Die Laughing
This post is not beautiful or nice. I started it to complain, and that is ugly.
- It feels like something is pulling hard at the inside of my stomach, because that is exactly what is happening. It is not a pleasant sensation. At home, the tube sticking out of my belly is always taped to my chest, but here, it dangles all day, which means the dangling end gets caught during transfers. I try to explain this but give up after a few tries.
- Response time to the call button issometimes higher than my weakened sphincters can manage, so when the nurse finally arrives it is sometimes too late. She sees me and my wet lap and offers to put a towel over it. Answering no means she will leave. I need to literally spell out that I would rather not continue to soak in my own urine, and please could I have dry underpants?
- One of the toilet visions is so degrading, with pain at every move we make and a total absence of communication so nerve-rattlingly dehumanizing, that I ask my visiting friend to take over their work and put me to bed. I just don’t want them to touch me anymore. Please. I know you need to and I know you are a good person but I cannot take more today.
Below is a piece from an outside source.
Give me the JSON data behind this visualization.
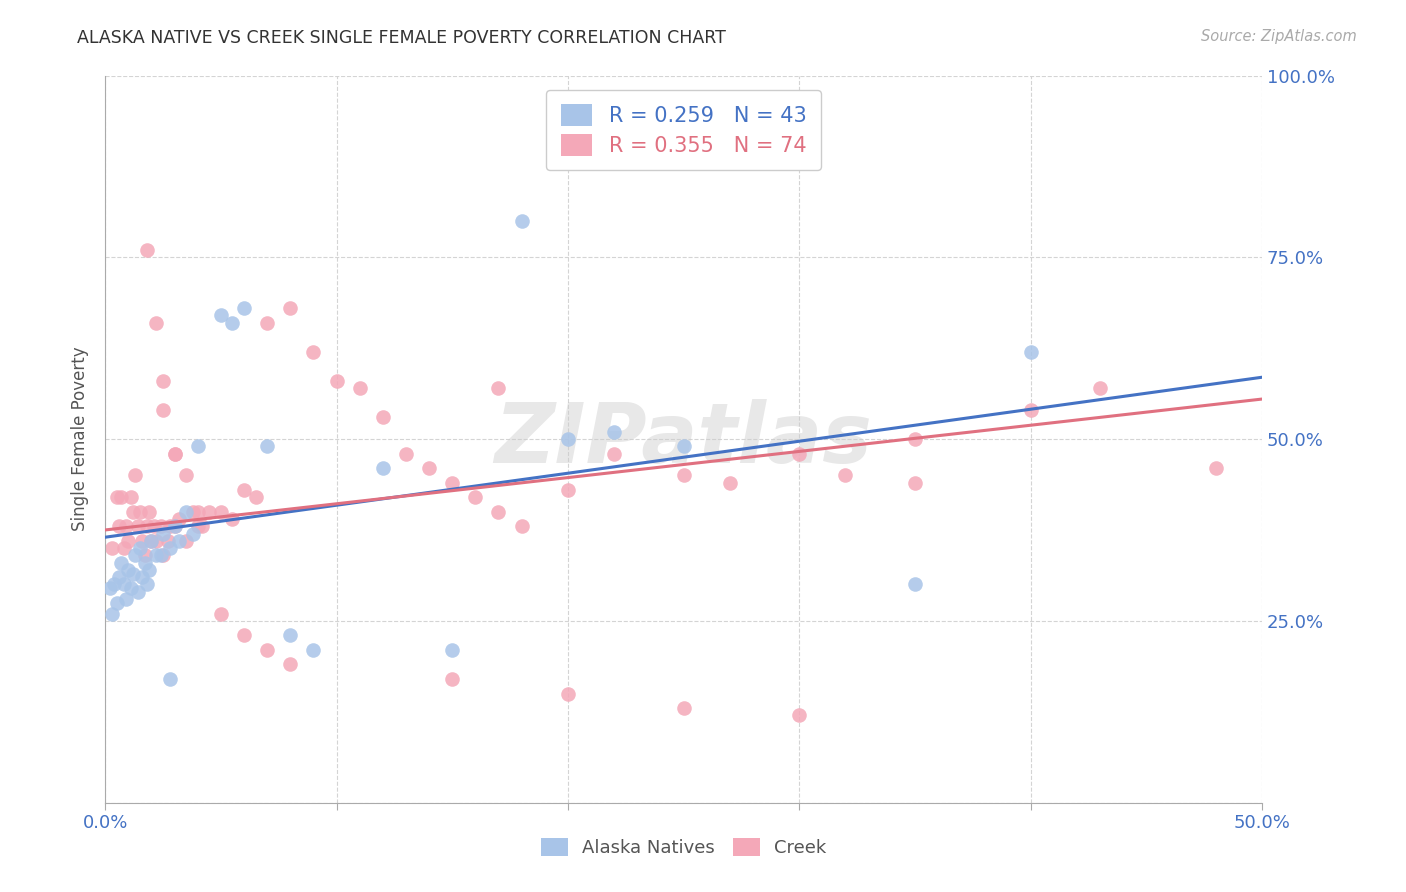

- I wake up, pain in my shoulder, I press the call button. The nurse asks how she can help me but answers herself: “Ah, you can’t say. Then, I don’t know.”. She walks away. I feel dread
- She comes back. She has not read the communication instructions that came with my file but she tries. After a lot of fumbling we work it out. This is a theme that returns so, so often this week. I do not have the energy to explain, and suffer as a result. They ask, “Are you not well?”, and after a week I have memorized which nurse needs a yes and which nurse needs a no in response to get any effect other than “Ok, then!” and leaving me. The instructions were so clear. RTFM, I scream in silence.
- The fourth time my leg slides out of bed, I trigger an alarm by wriggling the sensor off of my finger, as the call button is out of reach. For the next ten minutes, in an agonizing slow motion that pulls me apart bit by bit, I continue to slide out of bed, in a movement eerily resembling Mr. Bean, funny if it didn’t hurt so much. I look at the camera guarding me, but no one comes. I hear the alarm from my discarded sensor, but no one comes. Finally, with a loud thud, my upper body comes over the edge of the bed and my head hits the floor, ripping the hose from my breathing mask. Another alarm joins the cacophony, and I make the mistake of hoping that this alarm will be different, because it is not. After painful, desolate minutes during which I keep oddly calm, someone passing by in the hallway hears the noise and finds me.
- The fresh doctor that examines me after the fall does understand the concept of yes/no questions, and is also the first person in this week of fuckups that I hear an actual apology from. When I finally get in front of the computer, I give him the details of the fall, crushing untrue excuses along the way, asking answerless questions such as, why were the guardrails down, and why were they not put up the first three times my legs were heaved back in the bed? Along the way I ask why my drugs have not been administered correctly for one single day, why the pharmacy of this huge hospital is still fumbling to even get them to my room, or why I get breakfast at 3PM. Yes, indeed, grave mistakes. Let us take the ultimate measure, and file an Incident Report.
- This was an academical hospital and everyone in my department must have treated loads of ALS patients before. This department had a ratio of one nurse per patient for sixteen hours per day and one nurse for two patients for the nighttime.
- A nursing home has one nurse for every ten to fifteen patients.